When is the last time you PLAYED with your child?

Play is how children communicate. Play is the child’s language. Maybe you have heard that before—maybe you haven’t, but I wanted to take some time and break down what that means and why play is so important for children. Why? Because, so many times, kids today do not play or know how to play. Spending time playing video games or playing on an I-pad—is not the same play I am talking about and that is not the play that is so important in healthy child development.

There is an entire field of child therapists who use play to help children work on a variety of life events and situations. And, we don’t use play primarily because we are big kids who just enjoy playing with toys (even though that may be the case sometimes)—we use play because we understand that play is the way that children can make sense of themselves and the world around them.

First, there are different types of play based on age, development, and environment. The researcher, Mildred Parten talks about 6 stages of play:

  1. Unoccupied play.This is the beginning—children are babies—little movement—think about babies exploring objects. At this stage, babies are learning about the world around them.
  2. Solitary play.This is play when children are playing by themselves—they don\’t notice others and they are working on mastering standing/walking skills and setting the stage for playing with others.
  3. Onlooker play.This is play when children watch others play but do not join others in their play—they are learning about people—think of it like “people watching.” This is when they learn about social expectations and how others interact in and with the world.
  4. Parallel play.This is play when children are next to each other but do not interact with each other. So, children are saying “hey, I notice you and I\’ll get close to you, and I might play with the same toy, but I\’m not playing with you yet.”
  5. Associative play.This play is when children start to realize that they can play and engage in an activity with another person and doing it with another person is more entertaining.
  6. Cooperative play.This is play when children can work together to accomplish a goal while working through conflict, disagreements, different viewpoints, different emotions, and use many different social skills to interact with others.

Now, notice I did not mention ages when they go through the stages—that is on purpose because it is individualized to your kiddo; however, if you are noticing that your older child, think upper elementary is still at the solitary or onlooker stage, it may be worth it to speak with someone or just observe other developmental milestones.

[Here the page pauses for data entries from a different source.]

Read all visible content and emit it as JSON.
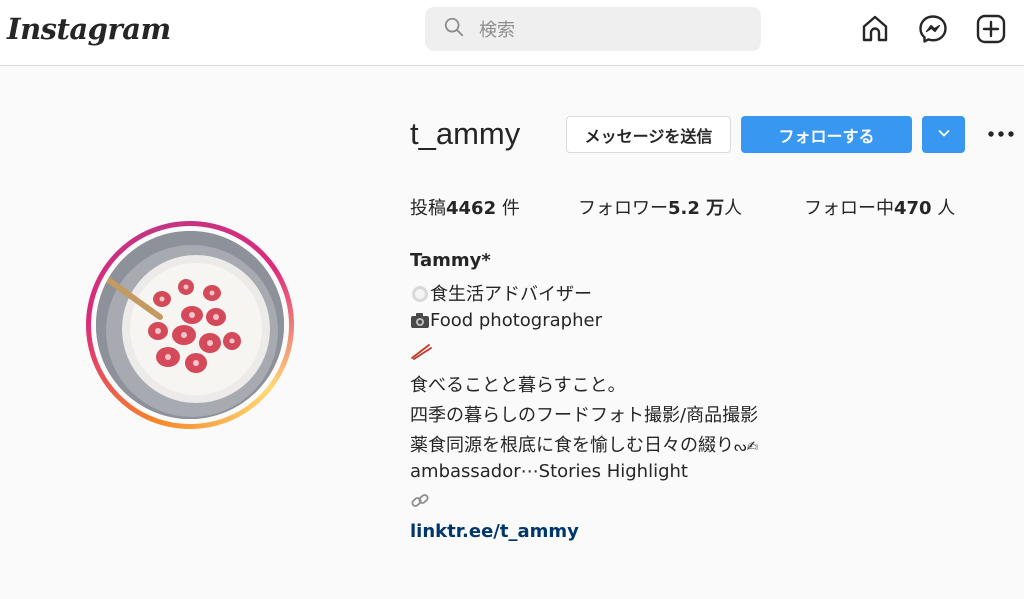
{
  "header": {
    "logo": "Instagram",
    "search_placeholder": "検索",
    "icons": [
      "search-icon",
      "home-icon",
      "messenger-icon",
      "new-post-icon"
    ]
  },
  "profile": {
    "username": "t_ammy",
    "message_button": "メッセージを送信",
    "follow_button": "フォローする",
    "stats": {
      "posts_prefix": "投稿",
      "posts_count": "4462",
      "posts_suffix": " 件",
      "followers_prefix": "フォロワー",
      "followers_count": "5.2 万",
      "followers_suffix": "人",
      "following_prefix": "フォロー中",
      "following_count": "470",
      "following_suffix": " 人"
    },
    "bio": {
      "name": "Tammy*",
      "line1": "食生活アドバイザー",
      "line2": "Food photographer",
      "line3": "食べることと暮らすこと。",
      "line4": "四季の暮らしのフードフォト撮影/商品撮影",
      "line5": "薬食同源を根底に食を愉しむ日々の綴り",
      "line5_icons": "ᔓ✍",
      "line6": "ambassador⋯Stories Highlight",
      "link": "linktr.ee/t_ammy"
    }
  },
  "colors": {
    "accent": "#3897f0",
    "link": "#00376b",
    "background": "#fafafa"
  }
}
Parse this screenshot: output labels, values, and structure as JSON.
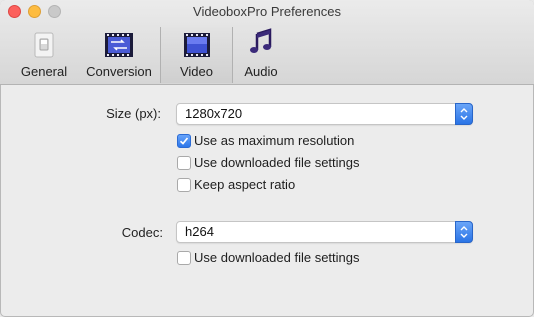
{
  "window": {
    "title": "VideoboxPro Preferences"
  },
  "toolbar": {
    "tabs": [
      {
        "label": "General",
        "icon": "switch-icon"
      },
      {
        "label": "Conversion",
        "icon": "film-convert-icon"
      },
      {
        "label": "Video",
        "icon": "film-icon",
        "selected": true
      },
      {
        "label": "Audio",
        "icon": "music-note-icon"
      }
    ]
  },
  "video_settings": {
    "size_label": "Size (px):",
    "size_value": "1280x720",
    "size_options": {
      "max_resolution": {
        "label": "Use as maximum resolution",
        "checked": true
      },
      "downloaded_settings": {
        "label": "Use downloaded file settings",
        "checked": false
      },
      "keep_aspect": {
        "label": "Keep aspect ratio",
        "checked": false
      }
    },
    "codec_label": "Codec:",
    "codec_value": "h264",
    "codec_options": {
      "downloaded_settings": {
        "label": "Use downloaded file settings",
        "checked": false
      }
    }
  },
  "colors": {
    "accent": "#2d77ea",
    "close": "#fc605c",
    "minimize": "#fdbc40",
    "zoom_disabled": "#c9c9c9"
  }
}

Why? Because, the skills that kids use when they learn how to play and practice while playing with toys (not electronics) are the skills that they will need to interact with others at school and in life! So, take some time this week and grab some toys (the ones that do NOT need a charger) and PLAY with your kid! Try not to CONTROL the play. Let your kiddo invite you and explain the game/play to you. Just be with them and be in their world. It may surprise you what you learn about your kiddo and how doing such a “simple” thing might improve the relationship with your kid A LOT! So, take 15 minutes and play—how did it go?